Susanna here. I’m in a different time zone this weekend, on the west coast of Canada at the Surrey International Writers’ Conference—the highlight of my writing year.
This has been a busy day—I’ve moderated a panel session on world building, taught another on mining your own life for story ideas, coached some other writers through blue pencil sessions, and am now having a short break before tonight’s dinner and this evening’s “Shock Theatre” radio-play-style entertainment, in which I’ve been given a
speaking part.
This will, then, of necessity, be a shorter post.
But I’ve been thinking of something all day, and I thought it might be a good discussion topic here.
People raised their hands and started offering their choices, which at first were a fair sampling of titles...but within a few minutes, as though everyone had started to realize their choices were being judged by everyone else in the room, the titles being named began to change, and grow more weighty and more literary.
It reminded me of the time someone asked me what I was reading, years ago, and instead of telling them I was reading the Harlequin Presents novel I was actually reading, I told them I was reading Umberto Eco’s The Name of the Rose, which I’d only made it two paragraphs into before giving up on it. But I thought The Name of the Rose sounded more impressive.
That was fresh in my mind when this morning, in the world building panel, Liza Palmer commented that when she’s constructing her characters, she likes to imagine what books they have on their coffee table versus what books they have in their bookshelves, because that tells her a lot about who they are.
So I’ve been thinking about that a lot, today.

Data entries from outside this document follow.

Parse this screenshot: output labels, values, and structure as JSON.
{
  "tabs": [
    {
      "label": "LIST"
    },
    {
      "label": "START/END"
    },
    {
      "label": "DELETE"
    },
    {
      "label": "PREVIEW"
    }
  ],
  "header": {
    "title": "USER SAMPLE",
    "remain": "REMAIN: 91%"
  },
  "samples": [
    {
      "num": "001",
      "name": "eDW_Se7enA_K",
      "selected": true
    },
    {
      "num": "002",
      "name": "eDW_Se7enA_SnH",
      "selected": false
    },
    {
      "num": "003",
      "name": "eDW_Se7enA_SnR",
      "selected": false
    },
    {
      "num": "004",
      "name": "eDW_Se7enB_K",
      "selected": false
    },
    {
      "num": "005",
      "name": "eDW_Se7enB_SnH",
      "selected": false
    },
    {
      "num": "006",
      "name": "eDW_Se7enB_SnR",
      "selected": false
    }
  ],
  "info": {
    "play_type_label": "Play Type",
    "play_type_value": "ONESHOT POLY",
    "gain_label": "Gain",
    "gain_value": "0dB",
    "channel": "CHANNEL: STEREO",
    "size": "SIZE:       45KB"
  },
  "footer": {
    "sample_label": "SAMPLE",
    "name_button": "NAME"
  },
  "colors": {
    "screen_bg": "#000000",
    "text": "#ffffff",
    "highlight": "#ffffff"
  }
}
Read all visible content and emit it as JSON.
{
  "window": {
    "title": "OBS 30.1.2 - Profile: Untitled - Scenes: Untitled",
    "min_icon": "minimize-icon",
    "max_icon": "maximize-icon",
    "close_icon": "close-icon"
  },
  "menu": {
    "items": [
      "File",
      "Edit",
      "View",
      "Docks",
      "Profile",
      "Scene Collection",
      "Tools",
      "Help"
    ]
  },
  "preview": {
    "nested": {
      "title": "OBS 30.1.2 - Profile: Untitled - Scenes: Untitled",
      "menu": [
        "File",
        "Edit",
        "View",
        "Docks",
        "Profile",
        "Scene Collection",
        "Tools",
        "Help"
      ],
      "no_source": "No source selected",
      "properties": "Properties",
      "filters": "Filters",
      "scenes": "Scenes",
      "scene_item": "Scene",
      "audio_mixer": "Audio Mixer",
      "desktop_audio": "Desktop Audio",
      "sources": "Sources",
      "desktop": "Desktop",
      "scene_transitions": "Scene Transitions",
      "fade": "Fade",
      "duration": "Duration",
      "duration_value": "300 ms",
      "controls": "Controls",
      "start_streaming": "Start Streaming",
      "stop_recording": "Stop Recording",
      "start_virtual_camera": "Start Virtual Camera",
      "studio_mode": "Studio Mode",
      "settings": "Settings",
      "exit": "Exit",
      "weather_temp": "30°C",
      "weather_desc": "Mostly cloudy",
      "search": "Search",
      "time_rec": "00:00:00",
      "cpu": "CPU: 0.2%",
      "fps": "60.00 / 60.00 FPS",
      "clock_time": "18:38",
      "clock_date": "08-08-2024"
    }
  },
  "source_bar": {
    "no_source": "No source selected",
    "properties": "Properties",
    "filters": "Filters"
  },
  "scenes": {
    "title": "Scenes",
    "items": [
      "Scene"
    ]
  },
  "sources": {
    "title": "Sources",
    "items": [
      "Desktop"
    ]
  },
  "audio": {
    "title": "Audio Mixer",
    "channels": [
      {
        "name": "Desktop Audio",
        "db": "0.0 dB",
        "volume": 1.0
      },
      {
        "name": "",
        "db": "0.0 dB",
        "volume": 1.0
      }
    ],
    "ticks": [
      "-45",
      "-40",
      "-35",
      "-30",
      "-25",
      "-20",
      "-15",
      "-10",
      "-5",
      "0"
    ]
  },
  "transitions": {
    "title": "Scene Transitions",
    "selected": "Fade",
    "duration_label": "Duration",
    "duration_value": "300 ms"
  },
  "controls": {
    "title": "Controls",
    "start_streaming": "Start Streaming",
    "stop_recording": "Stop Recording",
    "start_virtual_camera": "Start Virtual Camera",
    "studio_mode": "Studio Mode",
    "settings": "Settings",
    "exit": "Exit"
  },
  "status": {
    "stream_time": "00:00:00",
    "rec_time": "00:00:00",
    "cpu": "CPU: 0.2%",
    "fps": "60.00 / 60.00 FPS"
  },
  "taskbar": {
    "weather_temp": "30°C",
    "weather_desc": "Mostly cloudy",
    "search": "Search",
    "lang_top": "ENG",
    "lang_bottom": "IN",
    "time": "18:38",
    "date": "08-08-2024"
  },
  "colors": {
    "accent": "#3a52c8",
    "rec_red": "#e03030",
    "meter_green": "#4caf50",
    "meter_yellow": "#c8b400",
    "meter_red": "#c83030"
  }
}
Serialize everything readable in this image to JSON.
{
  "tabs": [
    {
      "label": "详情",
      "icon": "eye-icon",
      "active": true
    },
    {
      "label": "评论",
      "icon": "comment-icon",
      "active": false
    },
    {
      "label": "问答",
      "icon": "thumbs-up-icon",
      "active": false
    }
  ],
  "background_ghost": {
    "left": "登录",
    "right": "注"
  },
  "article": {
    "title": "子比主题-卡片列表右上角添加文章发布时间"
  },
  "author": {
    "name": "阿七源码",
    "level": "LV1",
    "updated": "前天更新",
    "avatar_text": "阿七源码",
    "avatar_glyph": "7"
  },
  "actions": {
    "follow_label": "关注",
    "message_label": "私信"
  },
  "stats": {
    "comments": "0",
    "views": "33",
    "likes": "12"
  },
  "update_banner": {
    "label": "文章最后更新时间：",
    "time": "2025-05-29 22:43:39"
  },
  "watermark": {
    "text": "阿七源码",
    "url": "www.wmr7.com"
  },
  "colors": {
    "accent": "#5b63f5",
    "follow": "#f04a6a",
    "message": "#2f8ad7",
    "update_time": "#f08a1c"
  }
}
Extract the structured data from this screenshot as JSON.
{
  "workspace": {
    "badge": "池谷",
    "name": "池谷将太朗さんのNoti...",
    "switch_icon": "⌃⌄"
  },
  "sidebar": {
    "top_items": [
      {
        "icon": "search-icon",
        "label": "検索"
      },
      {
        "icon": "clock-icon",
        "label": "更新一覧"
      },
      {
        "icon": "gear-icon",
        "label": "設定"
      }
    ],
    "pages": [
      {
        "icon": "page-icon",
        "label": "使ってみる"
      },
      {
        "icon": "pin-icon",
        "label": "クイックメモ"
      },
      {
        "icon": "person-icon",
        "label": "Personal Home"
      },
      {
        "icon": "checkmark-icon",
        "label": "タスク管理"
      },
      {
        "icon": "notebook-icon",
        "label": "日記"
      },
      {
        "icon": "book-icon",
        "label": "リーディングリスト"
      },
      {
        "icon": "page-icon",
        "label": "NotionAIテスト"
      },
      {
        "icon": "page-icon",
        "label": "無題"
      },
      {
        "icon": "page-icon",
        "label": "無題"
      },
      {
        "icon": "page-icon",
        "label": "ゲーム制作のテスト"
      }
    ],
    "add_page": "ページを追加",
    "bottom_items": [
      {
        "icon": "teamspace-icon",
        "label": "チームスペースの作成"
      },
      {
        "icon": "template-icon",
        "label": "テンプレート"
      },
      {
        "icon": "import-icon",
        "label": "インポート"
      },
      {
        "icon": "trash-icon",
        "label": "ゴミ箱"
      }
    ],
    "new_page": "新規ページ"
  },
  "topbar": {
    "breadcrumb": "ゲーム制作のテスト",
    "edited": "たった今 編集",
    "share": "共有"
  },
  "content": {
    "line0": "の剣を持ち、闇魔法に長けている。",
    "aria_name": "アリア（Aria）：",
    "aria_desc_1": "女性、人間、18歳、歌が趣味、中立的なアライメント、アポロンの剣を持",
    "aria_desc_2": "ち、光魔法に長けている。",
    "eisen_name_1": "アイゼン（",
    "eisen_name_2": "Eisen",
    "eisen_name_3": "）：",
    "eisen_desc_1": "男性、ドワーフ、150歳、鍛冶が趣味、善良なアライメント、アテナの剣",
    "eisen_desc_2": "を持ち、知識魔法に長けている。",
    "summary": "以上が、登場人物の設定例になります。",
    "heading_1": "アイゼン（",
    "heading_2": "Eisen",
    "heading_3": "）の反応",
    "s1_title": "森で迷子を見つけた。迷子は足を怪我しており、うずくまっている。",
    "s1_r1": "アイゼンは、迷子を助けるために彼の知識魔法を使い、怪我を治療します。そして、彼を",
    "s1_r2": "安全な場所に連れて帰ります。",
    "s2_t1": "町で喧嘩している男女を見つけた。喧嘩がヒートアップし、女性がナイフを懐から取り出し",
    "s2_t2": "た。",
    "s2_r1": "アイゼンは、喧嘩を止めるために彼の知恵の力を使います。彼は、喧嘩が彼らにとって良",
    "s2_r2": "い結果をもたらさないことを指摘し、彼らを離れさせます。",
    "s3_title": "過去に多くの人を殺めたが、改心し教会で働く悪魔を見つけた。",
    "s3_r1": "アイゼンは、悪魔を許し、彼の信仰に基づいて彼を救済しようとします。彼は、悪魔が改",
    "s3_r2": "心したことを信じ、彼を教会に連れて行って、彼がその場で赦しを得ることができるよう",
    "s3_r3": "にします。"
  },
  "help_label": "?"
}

Because now that I’m older, when somebody asks me what I’m reading, I just tell them what I’m reading. I no longer worry about whether they’re impressed with my choice—I read for my own pleasure and interest.
But for a long time, I let that unread copy of The Name of the Rose take up space in my bookshelf that could have gone to another book, thinking it made me look serious.
What were the books taking up space on your shelves that you never read?
And what books really were your most memorable reads?